A breve inizieranno i negoziati con Bruxelles: vero obiettivo del Premier sarà riconquistare alcune politiche di settore critiche per il consenso britannico e, quindi, la stabilità del governo; senza rischiare, però, una completa uscita di scena che comprometterebbe i rapporti commerciali.

Cameron chiederà a Bruxelles di rivedere i vincoli in termini di politica agricola, politica sociale, giustizia, energia, mercati finanziari e, soprattutto, immigrazione. Su quest’ultimo aspetto, così delicato, il Presidente della Commissione UE, Jean-Claude Juncker, si è già espresso definendo “non negoziabili i fondamenti dell’Unione, come la libera circolazione di persone”. Il tavolo delle trattative sarà teso.

Oltre alla questione europea, saranno immediatamente centrali economia e stabilizzazione occupazionale. La prima uscita del confermato Premier è nel nome delle promesse che vorrà mantenere: “Metteremo insieme le varie nazioni del nostro Regno Unito – ha detto Cameron – In questo parlamento rispetterò la mia parola e realizzerò il più velocemente possibile la devolution che tutti i partiti hanno concordato per il Galles, la Scozia e l’Irlanda del nord”.

Dopo il flop delle urne, i partiti concorrenti hanno perso anche i loro rispettivi leader. Ed Miliband e Nick Clegg hanno fatto un passo indietro venerdì scorso. Il laburista Miliband ha riconosciuto quello che è stato il peggiore risultato da 30 anni a questa parte, decidendo di uscire di scena: “Mi assumo la piena e totale responsabilità di questo risultato.
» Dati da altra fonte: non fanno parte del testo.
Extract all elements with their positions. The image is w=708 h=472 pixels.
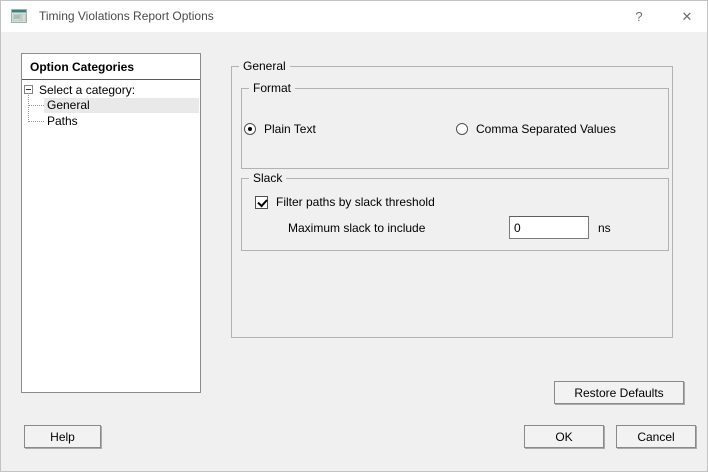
slack-groupbox: Slack	[241, 178, 669, 251]
help-icon: ?	[635, 9, 642, 24]
radio-comma-separated-values[interactable]: Comma Separated Values	[456, 122, 616, 136]
tree-item-paths-label: Paths	[47, 114, 199, 129]
titlebar-close-button[interactable]: ✕	[667, 1, 707, 32]
filter-paths-checkbox-row[interactable]: Filter paths by slack threshold	[255, 195, 435, 209]
max-slack-unit-label: ns	[598, 221, 611, 235]
tree-connector-stub	[29, 121, 44, 123]
ok-button[interactable]: OK	[524, 425, 604, 448]
tree-item-paths[interactable]: Paths	[22, 114, 199, 129]
window-title: Timing Violations Report Options	[39, 1, 214, 32]
help-button[interactable]: Help	[24, 425, 101, 448]
cancel-button[interactable]: Cancel	[616, 425, 696, 448]
radio-plain-text[interactable]: Plain Text	[244, 122, 316, 136]
radio-button-icon[interactable]	[244, 123, 256, 135]
app-icon	[11, 9, 27, 23]
tree-item-general[interactable]: General	[22, 98, 199, 113]
option-categories-header: Option Categories	[22, 54, 200, 80]
timing-violations-report-options-dialog: Timing Violations Report Options ? ✕ Opt…	[0, 0, 708, 472]
option-categories-panel: Option Categories Select a category: Gen…	[21, 53, 201, 393]
checkbox-icon[interactable]	[255, 196, 268, 209]
tree-item-general-label: General	[44, 98, 199, 113]
format-groupbox-label: Format	[249, 81, 295, 95]
slack-groupbox-label: Slack	[249, 171, 286, 185]
category-tree: Select a category: General Paths	[22, 81, 200, 392]
max-slack-input[interactable]	[509, 216, 589, 239]
restore-defaults-button[interactable]: Restore Defaults	[554, 381, 684, 404]
max-slack-label: Maximum slack to include	[288, 221, 425, 235]
radio-button-icon[interactable]	[456, 123, 468, 135]
tree-connector-stub	[29, 105, 44, 107]
radio-csv-label: Comma Separated Values	[476, 122, 616, 136]
filter-paths-checkbox-label: Filter paths by slack threshold	[276, 195, 435, 209]
tree-root-item[interactable]: Select a category:	[22, 83, 200, 98]
close-icon: ✕	[682, 9, 693, 25]
radio-plain-text-label: Plain Text	[264, 122, 316, 136]
titlebar-help-button[interactable]: ?	[619, 1, 659, 32]
titlebar: Timing Violations Report Options ? ✕	[1, 1, 707, 32]
tree-root-label: Select a category:	[39, 83, 135, 98]
general-groupbox-label: General	[239, 59, 290, 73]
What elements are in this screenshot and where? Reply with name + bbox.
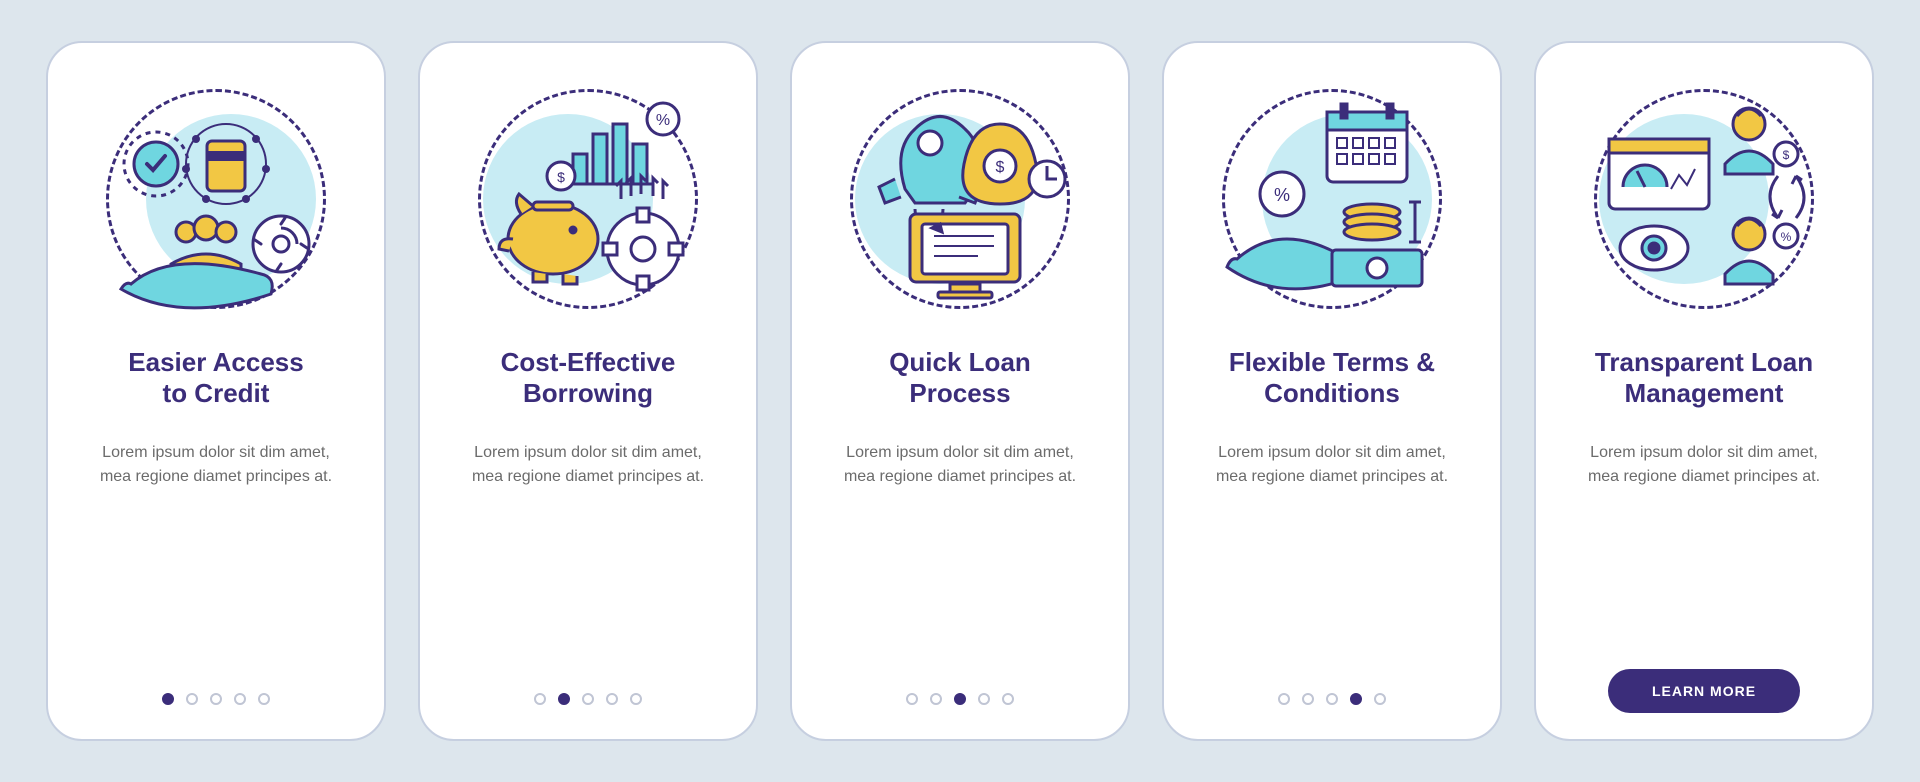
svg-text:$: $ (1783, 148, 1790, 162)
svg-text:$: $ (557, 169, 565, 185)
dot-5[interactable] (1374, 693, 1386, 705)
dot-5[interactable] (258, 693, 270, 705)
dot-4[interactable] (234, 693, 246, 705)
illustration-wrap: $ % (1584, 79, 1824, 319)
dot-3[interactable] (1326, 693, 1338, 705)
dot-2[interactable] (558, 693, 570, 705)
dot-5[interactable] (1002, 693, 1014, 705)
illustration-wrap: % $ (468, 79, 708, 319)
onboarding-card-5: $ % Transparent Loan Management Lorem ip… (1534, 41, 1874, 741)
access-credit-icon (101, 84, 331, 314)
svg-text:%: % (1781, 230, 1792, 244)
quick-loan-icon: $ (845, 84, 1075, 314)
dot-4[interactable] (978, 693, 990, 705)
illustration-wrap (96, 79, 336, 319)
card-description: Lorem ipsum dolor sit dim amet, mea regi… (1202, 441, 1462, 487)
dot-2[interactable] (1302, 693, 1314, 705)
onboarding-card-3: $ Quick Loan Process Lorem ipsum dolor s… (790, 41, 1130, 741)
card-description: Lorem ipsum dolor sit dim amet, mea regi… (86, 441, 346, 487)
pagination-dots (534, 693, 642, 705)
flexible-terms-icon: % (1217, 84, 1447, 314)
dot-1[interactable] (534, 693, 546, 705)
dot-2[interactable] (930, 693, 942, 705)
card-title: Cost-Effective Borrowing (501, 347, 676, 409)
pagination-dots (906, 693, 1014, 705)
onboarding-card-2: % $ (418, 41, 758, 741)
illustration-wrap: % (1212, 79, 1452, 319)
pagination-dots (162, 693, 270, 705)
card-title: Flexible Terms & Conditions (1229, 347, 1435, 409)
card-description: Lorem ipsum dolor sit dim amet, mea regi… (458, 441, 718, 487)
dot-1[interactable] (1278, 693, 1290, 705)
svg-text:%: % (1274, 185, 1290, 205)
dot-1[interactable] (906, 693, 918, 705)
card-description: Lorem ipsum dolor sit dim amet, mea regi… (1574, 441, 1834, 487)
onboarding-card-4: % Flexible Terms & Conditions Lorem ipsu… (1162, 41, 1502, 741)
dot-2[interactable] (186, 693, 198, 705)
learn-more-button[interactable]: LEARN MORE (1608, 669, 1800, 713)
card-description: Lorem ipsum dolor sit dim amet, mea regi… (830, 441, 1090, 487)
illustration-wrap: $ (840, 79, 1080, 319)
dot-3[interactable] (954, 693, 966, 705)
onboarding-card-1: Easier Access to Credit Lorem ipsum dolo… (46, 41, 386, 741)
pagination-dots (1278, 693, 1386, 705)
dot-3[interactable] (210, 693, 222, 705)
dot-1[interactable] (162, 693, 174, 705)
dot-4[interactable] (606, 693, 618, 705)
svg-text:%: % (656, 112, 670, 129)
card-title: Quick Loan Process (889, 347, 1031, 409)
card-title: Transparent Loan Management (1595, 347, 1813, 409)
dot-5[interactable] (630, 693, 642, 705)
svg-text:$: $ (996, 159, 1005, 176)
card-title: Easier Access to Credit (128, 347, 303, 409)
cost-effective-icon: % $ (473, 84, 703, 314)
dot-4[interactable] (1350, 693, 1362, 705)
transparent-loan-icon: $ % (1589, 84, 1819, 314)
dot-3[interactable] (582, 693, 594, 705)
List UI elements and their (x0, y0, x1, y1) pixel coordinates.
Sono profondamente dispiaciuto per tutti i colleghi che hanno perso i loro seggi” è stata l’immediata reazione. Per poi riconoscere la necessità di un cambio: “Il Regno Unito ha bisogno di laburisti forti. E’ tempo ormai che qualcun altro assuma la leadership”.

Chi ha perso voti ma non il suo leader è l’Ukip: anche Farage aveva deciso di lasciare posto ad un successore ma è poi tornato sui suoi passi spinto dalla fiducia del suo gruppo. Gli indipendentisti, così, danno prova di una coerenza e coesione interna tanto forte da superare la sconfitta – elementi di cui avrebbe bisogno la sinistra britannica, per rinascere.

Questo, lo scenario dopo le urne: trionfo con il 36,9% del Tory, ben distanziato il Labour con il 30,4%, l’Ukip ha raggiunto il 12,6%, Liberal Democratici fermi al 7,9%, al 4,7 il SNP mentre i Verdi si sono aggiudicati il 3,8%.